I often fast anywhere from 15 or 16 hours to 22 hours a day. I used to drink coffee (black) copiously, but I've had to let that go. You'll find lots of posters here who have no problem with coffee - and that's one example of the many ways we all have to find what works for us. Now I drink herbal tea when I want that warm liquid just because I want something in my stomach.
Most of us find things we tell ourselves that help, and they're reminders of what matters to us. I remind myself how good I feel from the empty feeling - it feels lean to me. So jump in, and find the things that work for you. Don't be afraid to post questions - most folks here are glad to help.
Annlee - Congratulations on that new baby. I'm sure you are enjoying that time. Although I am not a coffee drinker, I have always enjoyed my tea. I have recently gotten into loose teas, which are lots of fun and very satisfying. I am determined to take my time with my stomach issues and figure out what works for me. I have already narrowed down a few things since going primal. Thanks for the advice.
Jammies - I have had my B12 tested and initially it was on the low side. I injected B12 for about 6 months which brought the levels up but did not help the neuropathy. I do have my levels tested periodically to make sure they are in a healthy range.
Psychicsinlove - Thanks for the CT tips, I'll look into them.
Just saying "Hi" from Connecticut as well. I too wrecked my guts with too much grain, and it's taking a while to improve things (maybe because I keep slipping back to gluten free bread etc... even though it's gluten free, it still messes me up).
By summer we'll have some hot older primal chicks rockin the CT coast
Hello folks - I have an elderly relative in Fairfield County area, CT who also has Parkinsons. Is there a doctor or paleo-diet consultant I could point her to?
Not quite a grandma yet, but 48.5 years old and in the Westchester/Fairfield County area.

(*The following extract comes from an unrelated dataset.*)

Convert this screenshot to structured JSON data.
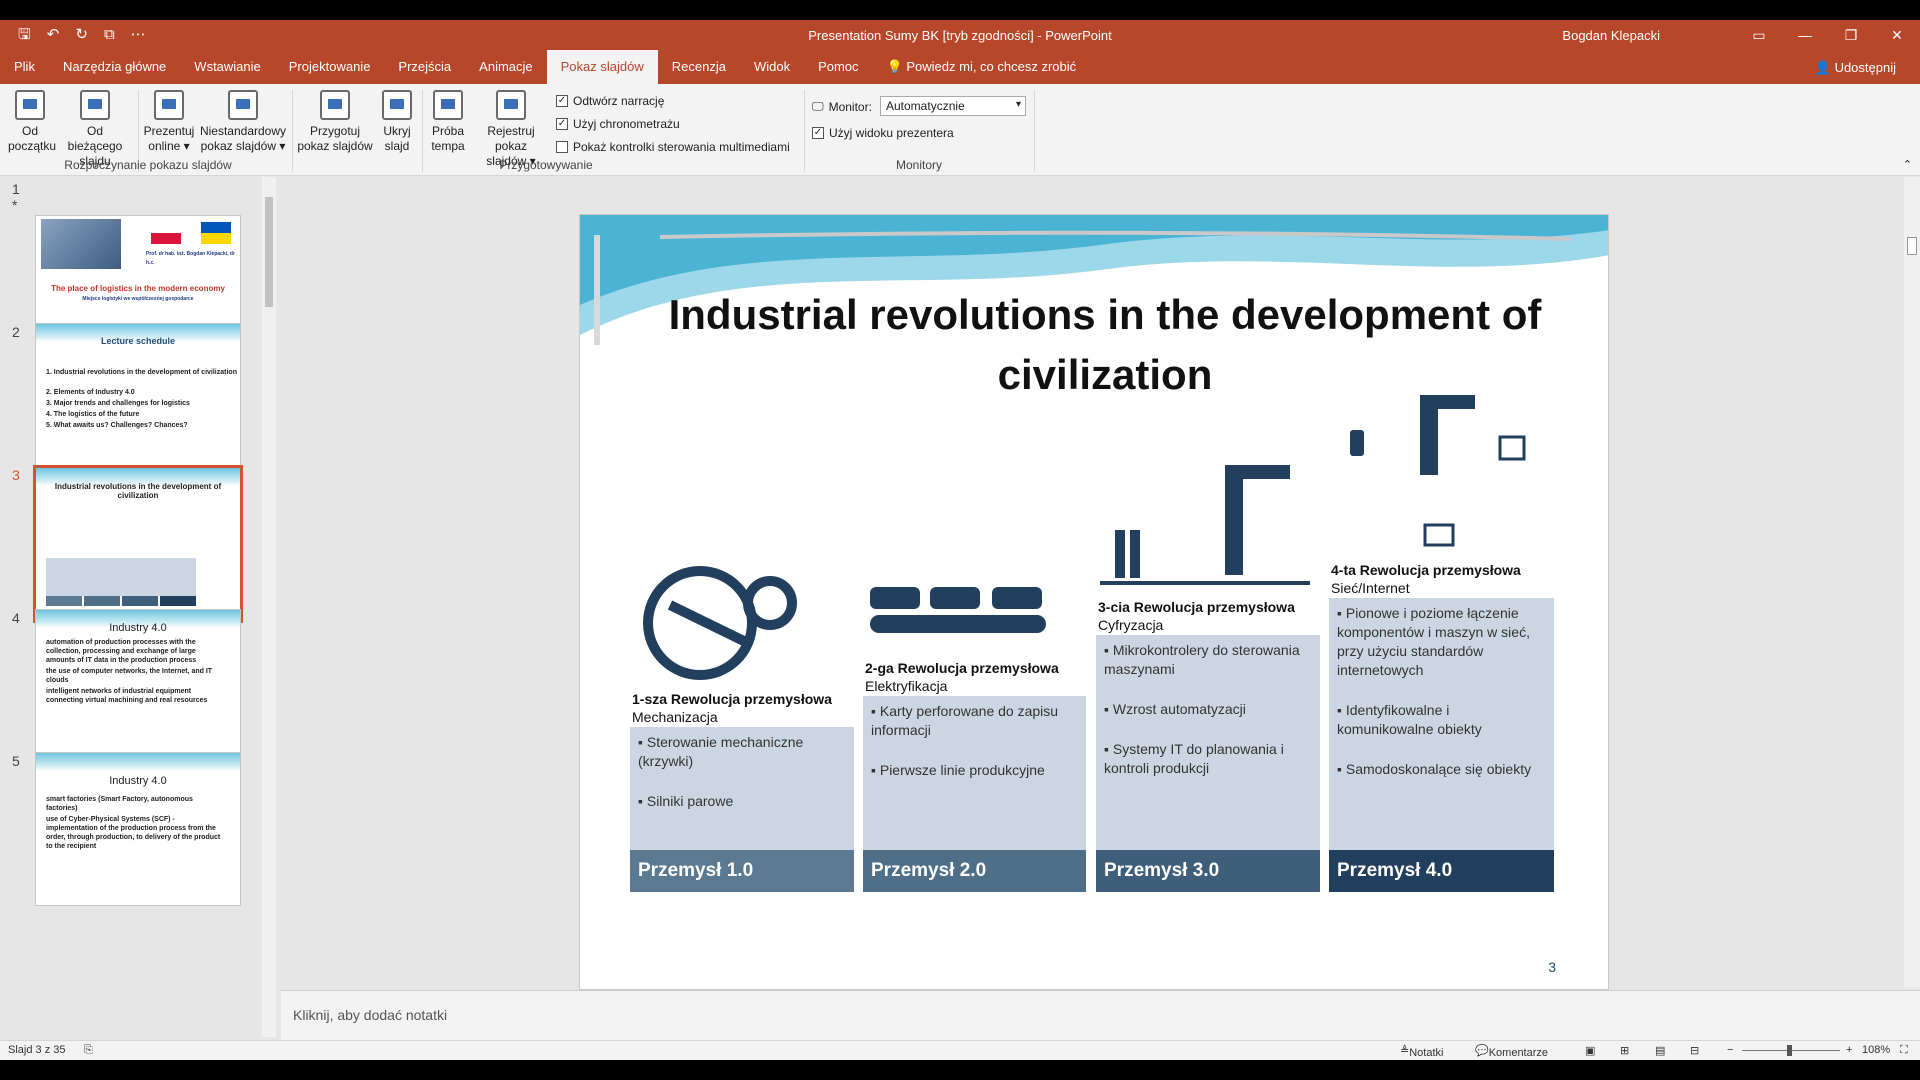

I buy lots of organic at Trader Joes and get my grass fed/pastured meats from a local farmers market. I'm glad you are feeling great at 51! Whole Foods is coming to Danbury, so more choices in that area soon, albeit, pricey choices.
I am going to check out Dr. Thomas T. Brunoski--Westport, CT. Not sure he is paleo but his focus is low-carb, nutrition, allergies and preventative medicine. He seems to have published quite a few articles in Bottom Line Secrets.